Japan wants to sell you a wallet phone

SANTA BARBARA, CALIF. -- Japan, Inc. (a government-led group of Japanese wireless carriers and handset makers) announced plans to hawk its "wallet phone" technology worldwide. The guts of this technology is the FeliCa chip, which enables contactless payment. I'm for it, but I'd rather not have to buy a Japanese phone.

I love the idea of a "wallet phone." In an age of cell phones, where everyone is walking around with a battery-operated, wirelessly connected computer, why are we still carrying around these lame slices of plastic whose sole function is to hold a thin magnetic strip full of data?

I've written about, and advocated, the wallet-phone concept before. But Japan's initiative is all about giving everyone a reason to buy cell phones made by Japanese companies. Most of us, however, would rather use phones from companies based in Canada, Cupertino, Korea, the U.S. or Finland.

But Japan's push reminds me that in the United States, companies are (as always) way behind the rest of the world in various things you can do with a cell phone.

I wrote about wallet phones back in April of 2007, and back then I reported that Citigroup, Obopay, PayPal, VeriSign, Cellular South, Kyocera, Discover, Ecrio, Nokia, MasterCard, Motorola, CellTrust, Vivotech and others were testing, and poised to unveil game-changing products and services that would enable us all to ditch our credit cards and simply wave our cell phones over readers to pay for things.

Where did all those initiatives go? Where's my cell phone wallet?

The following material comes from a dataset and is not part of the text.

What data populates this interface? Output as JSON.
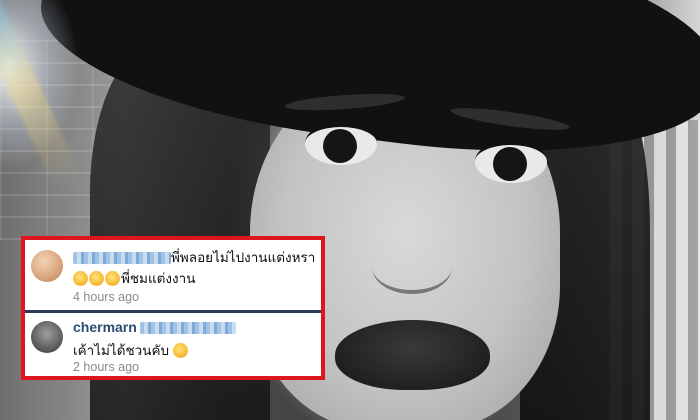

Japan has been very successful at cell phone payments, and they serve as a great model for how to accomplish it. But as a consumer, I'd hate to be faced with the choice between buying the phone of my choice on the one hand, and a Japanese phone that does contactless payments on the other. Why can't U.S. carriers and financial institutions get their acts together and make cell phone wallets a reality?

The biggest problem, as always, is multiple competing standards and an industry that is more interested in carving out their own proprietary solutions than working together to realize a new technology that will -- if done right -- benefit everybody.

Japan wants to sell you a wallet phone. That means yet another incompatible set of standards and technologies are going to be tossed into the mix.

Hopefully Japan's initiative will focus minds on the need for making long-overdue wallet phones a reality at last.